Rather than positioning the finance department as aloof number-crunchers, they should be embraced as a core part of the team. Everyone from product development to marketing should be in regular communication with finance and encouraged to negotiate on spending based on priorities, helping to create a more collaborative environment. Again, this needs to be something that comes from the top.
The finance department and corporate governance
Another underappreciated part of business for many founders is corporate governance. It’s a term that might seem alien to very early-stage entrepreneurs working on a shoestring budget out of a basement.
But as companies grow, corporate governance rapidly goes from being an afterthought to being essential. Poor corporate governance has been behind some of the biggest falls from grace for high-profile startups in recent years - just look at THG or WeWork.

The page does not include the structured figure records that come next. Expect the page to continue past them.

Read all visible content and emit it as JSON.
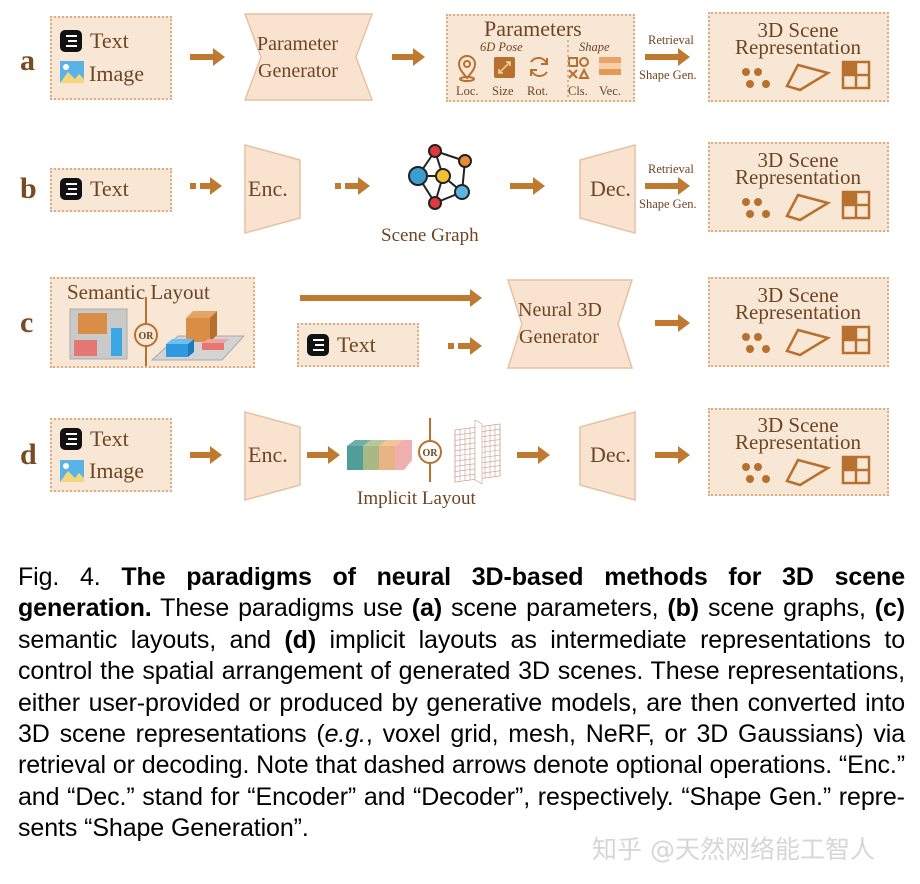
{
  "colors": {
    "box_fill": "#f9e7d6",
    "box_border": "#dcae86",
    "arrow": "#c07a30",
    "text": "#6e4524",
    "accent_dark": "#b8702e"
  },
  "rows": [
    {
      "label": "a",
      "inputs": [
        "Text",
        "Image"
      ],
      "generator": [
        "Parameter",
        "Generator"
      ],
      "parameters": {
        "title": "Parameters",
        "pose_label": "6D Pose",
        "shape_label": "Shape",
        "items": [
          {
            "label": "Loc.",
            "icon": "location-pin-icon"
          },
          {
            "label": "Size",
            "icon": "resize-icon"
          },
          {
            "label": "Rot.",
            "icon": "rotate-icon"
          },
          {
            "label": "Cls.",
            "icon": "shape-classes-icon"
          },
          {
            "label": "Vec.",
            "icon": "vector-bars-icon"
          }
        ]
      },
      "arrow_top": "Retrieval",
      "arrow_bottom": "Shape Gen.",
      "output": [
        "3D Scene",
        "Representation"
      ]
    },
    {
      "label": "b",
      "inputs": [
        "Text"
      ],
      "encoder": "Enc.",
      "middle": "Scene Graph",
      "decoder": "Dec.",
      "arrow_top": "Retrieval",
      "arrow_bottom": "Shape Gen.",
      "output": [
        "3D Scene",
        "Representation"
      ]
    },
    {
      "label": "c",
      "layout_title": "Semantic Layout",
      "or": "OR",
      "inputs": [
        "Text"
      ],
      "generator": [
        "Neural 3D",
        "Generator"
      ],
      "output": [
        "3D Scene",
        "Representation"
      ]
    },
    {
      "label": "d",
      "inputs": [
        "Text",
        "Image"
      ],
      "encoder": "Enc.",
      "or": "OR",
      "middle": "Implicit Layout",
      "decoder": "Dec.",
      "output": [
        "3D Scene",
        "Representation"
      ]
    }
  ],
  "caption": {
    "fig": "Fig. 4. ",
    "title": "The paradigms of neural 3D-based methods for 3D scene generation.",
    "p1": " These paradigms use ",
    "a": "(a)",
    "p2": " scene parameters, ",
    "b": "(b)",
    "p3": " scene graphs, ",
    "c": "(c)",
    "p4": " semantic layouts, and ",
    "d": "(d)",
    "p5": " implicit layouts as intermediate representations to control the spatial arrangement of generated 3D scenes. These representations, either user-provided or produced by generative models, are then converted into 3D scene representations (",
    "eg": "e.g.",
    "p6": ", voxel grid, mesh, NeRF, or 3D Gaussians) via retrieval or decoding. Note that dashed arrows denote optional operations. “Enc.” and “Dec.” stand for “Encoder” and “Decoder”, respectively. “Shape Gen.” repre­sents “Shape Generation”."
  },
  "watermark": "知乎 @天然网络能工智人"
}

Even some of the travails that have hindered Revolut in recent years come down to corporate governance failures.
So, what’s this got to do with the finance department? While some corporate governance responsibilities lie with the CEO or legal team, your finance team will play a crucial role in terms of financial reporting, bookkeeping, and expense tracking, among other things.
They should also play a role in deciding best practices in everything from HR and people management to sales. CFOs or Finance Directors also tend to be analytical, process-driven people. Their contributions can be invaluable in setting standards today that will serve you well in years to come.
Give your finance team some love - they’ll repay you
The early-stage investment industry sells itself as a catapult for bright ideas with big potential. In principle that’s straightforward, but it’s also an industry that can be guilty of focusing on cult of personality, flashy branding, and media hype. It rarely talks up the virtues of good business fundamentals.
But how the industry likes to present itself and how it actually makes decisions are not the same thing. Venture capital is and always will be about maximising returns for investors. The cold, hard reality many companies eventually realise is that the bottom line - and what that bottom line will look like a few years from now - is what matters. Without question, that’s where your finance team can make the biggest difference.